As the end goal of this study to explore the use of MC analysis for clinical specimens, we further examined effect of cryopreservation on colon and renal cell carcinoma using four commonly used cryomedia formulations. Detrimental effects on both viability and cellular recovery were apparent using all media formulations, however the traditionally used freezing media of 90 FBS and 10% DMSO, was superior as compared to others, possibly due to DMSO’s ability to penetrate cells better than glycerol [83]. Extensive publications documenting detrimental effects of cryopreservation on cells and in particular embryonic stem cells [84, 85] could potentially explain the dramatic cell loss observed in this study. Because enzymatic digestion and mechanical dissociation have been implicated as the major contributing factors in inducing cellular apoptosis upon freezing [86, 87], similar effects, as a result of tissue processing and cryopreservation, may cause the observed decrease in DTC cell numbers. Further studies are required to determine if the observed differences in cryopreservation and recovery are organ and specimen specific, or are due to the sample processing methods.

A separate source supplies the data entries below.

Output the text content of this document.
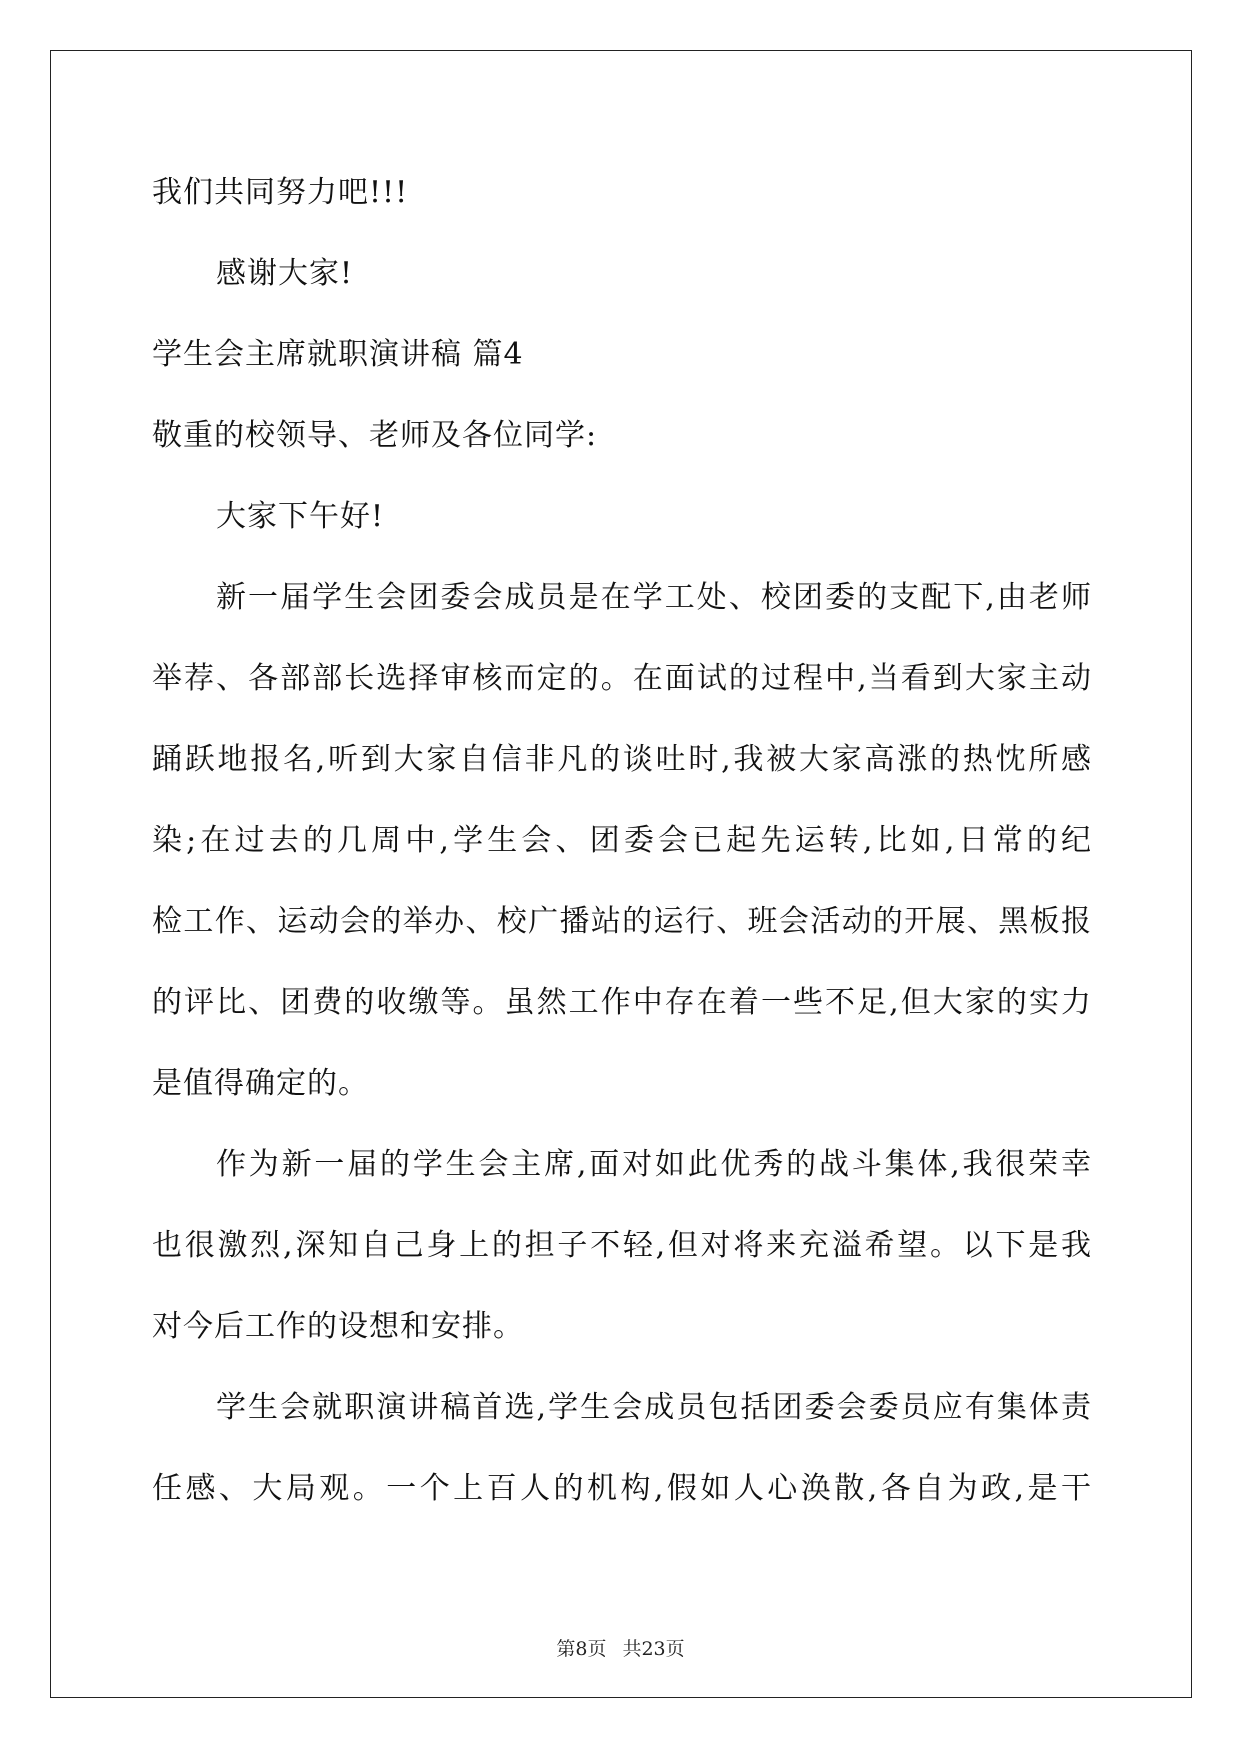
我们共同努力吧!!!
感谢大家!
学生会主席就职演讲稿 篇4
敬重的校领导、老师及各位同学:
大家下午好!
新一届学生会团委会成员是在学工处、校团委的支配下,由老师
举荐、各部部长选择审核而定的。在面试的过程中,当看到大家主动
踊跃地报名,听到大家自信非凡的谈吐时,我被大家高涨的热忱所感
染;在过去的几周中,学生会、团委会已起先运转,比如,日常的纪
检工作、运动会的举办、校广播站的运行、班会活动的开展、黑板报
的评比、团费的收缴等。虽然工作中存在着一些不足,但大家的实力
是值得确定的。
作为新一届的学生会主席,面对如此优秀的战斗集体,我很荣幸
也很激烈,深知自己身上的担子不轻,但对将来充溢希望。以下是我
对今后工作的设想和安排。
学生会就职演讲稿首选,学生会成员包括团委会委员应有集体责
任感、大局观。一个上百人的机构,假如人心涣散,各自为政,是干
第8页 共23页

In addition, cryopreservation affected the expression of many myeloid surface markers, possibly explaining the lack of detection of MDSC as previously described in PBMCs [62, 88]. Furthermore the decreased detection of CD107a and CD25 is particularly concerning as both markers are used to asses cellular activation states, as well as identification of CD25+ Treg cells [9], a subset critical for regulating anti-tumor immune response [89]. Our findings are also in agreement with previously published data documenting a damaging cryopreservation effects on PD-1 and PD-L1 detection in PBMCs [68], and further extend these results to tumor samples.

Conclusion

In summary, our data suggests that results generated by MC are comparable to FC for both PBMC and tumor samples. However, MC analysis offers an improved ability for multiplexing of up to 39 markers. The obvious advantage of highly multiplexed MC capabilities is exemplified by the detection of tumor cells expressing markers potentially valuable for diagnosis, prognosis, assessment of treatment efficacy and patient stratification strategies. As the sensitivity and throughput are further improved of this still-developing platform, it is conceivable that MC could become the primary detection method for interrogation of complex interactions between tumor and immune subtypes at real time from clinical biopsies. This can be particularly critical in developing novel immunomodulatory therapies which are aimed at overcoming cancer resistance [9092]. However, our data also cautions to the quality of frozen specimens used for biomarker discovery. The loss of specific subpopulations, particularly of those implicated in tumor-related biology, presents a challenge for using frozen clinical specimens for immunomodulatory biomarker studies. While additional studies extending to multiple tumors from various organ sources are needed to further corroborate these findings, the present study with renal and colon carcinomas supports further investment in developing more suitable clinical sample handling.